A speech database of emotional speech of Modern Greek, consisting of four categories of emotional speech: anger, fear, joy and sadness, along with a second database of neutral speech of Modern Greek are used in the experiments. A subjective test measuring the emotion recognition rate was performed evaluating the ability of each approach to synthesize emotional speech.
The rest of the paper is organized as follows. In Section II, a description of the HSMM-based synthesis system, along with the four methods evaluated in this work, is given. In Section II, the speech databases used in our experiments along with the experimental protocol are presented. The experimental results are presented in Section IV. Finally, the conclusions of this work are reported in Section V.

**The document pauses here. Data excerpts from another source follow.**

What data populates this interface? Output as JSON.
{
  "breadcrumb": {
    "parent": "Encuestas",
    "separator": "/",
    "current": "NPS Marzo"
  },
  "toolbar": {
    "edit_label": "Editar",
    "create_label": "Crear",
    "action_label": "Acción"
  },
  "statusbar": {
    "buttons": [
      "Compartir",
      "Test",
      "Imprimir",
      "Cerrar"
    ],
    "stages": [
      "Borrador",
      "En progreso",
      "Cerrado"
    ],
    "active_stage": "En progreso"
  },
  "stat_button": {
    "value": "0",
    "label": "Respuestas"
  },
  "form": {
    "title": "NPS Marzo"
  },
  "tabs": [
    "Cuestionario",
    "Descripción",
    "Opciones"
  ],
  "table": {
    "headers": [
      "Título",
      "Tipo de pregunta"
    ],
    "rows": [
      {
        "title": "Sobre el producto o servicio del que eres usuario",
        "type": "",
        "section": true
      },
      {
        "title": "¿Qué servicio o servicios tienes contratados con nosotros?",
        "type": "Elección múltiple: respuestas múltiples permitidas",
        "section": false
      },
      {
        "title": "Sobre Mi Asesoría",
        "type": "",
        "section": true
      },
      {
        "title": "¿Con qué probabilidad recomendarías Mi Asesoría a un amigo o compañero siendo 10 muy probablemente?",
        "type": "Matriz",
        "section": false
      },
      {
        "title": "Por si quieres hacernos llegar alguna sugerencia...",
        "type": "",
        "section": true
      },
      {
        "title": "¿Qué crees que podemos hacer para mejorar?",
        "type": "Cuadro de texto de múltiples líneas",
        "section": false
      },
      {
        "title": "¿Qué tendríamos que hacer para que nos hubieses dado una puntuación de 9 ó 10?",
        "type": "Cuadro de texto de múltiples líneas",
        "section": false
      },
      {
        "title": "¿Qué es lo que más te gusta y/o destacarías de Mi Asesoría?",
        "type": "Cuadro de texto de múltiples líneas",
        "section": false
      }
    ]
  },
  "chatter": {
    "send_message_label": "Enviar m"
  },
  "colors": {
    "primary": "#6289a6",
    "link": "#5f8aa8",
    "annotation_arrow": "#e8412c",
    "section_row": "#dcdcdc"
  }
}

Nonetheless, an inconsistency is raised in this procedure since state duration models are explicitly used during the synthesis phase without being incorporated in the training phase. This drawback of HMMs can be overcome with the use of the HSMMs [20]. HSMMs are characterized by their ability to incorporate the explicit modelling of state durations not only in the synthesis phase as HMMs do, but also in the training phase of the HSMM-based speech synthesis systems improving the naturalness of synthetic speech [20]. In the following subsections four approaches for HSMM modelling of emotional speech are described.
-
2.1 Emotion-Dependent (ED) Method
-
2.2 Emotion Adaptation (EA) Method
-
2.3 Emotion-Independent (EI) Method
-
2.4 Emotion Adaptive Training (EAT) Method
In this method, called emotion-dependent (ED) modelling, each emotion is individually modelled by an acoustic model using only the data corresponding to this emotion [21]. An additional root node is implemented in the clustering decision tree having as leaves the corresponding decision tree of the respective emotion. The training and synthesis phases follow the respective procedures described above in Section II.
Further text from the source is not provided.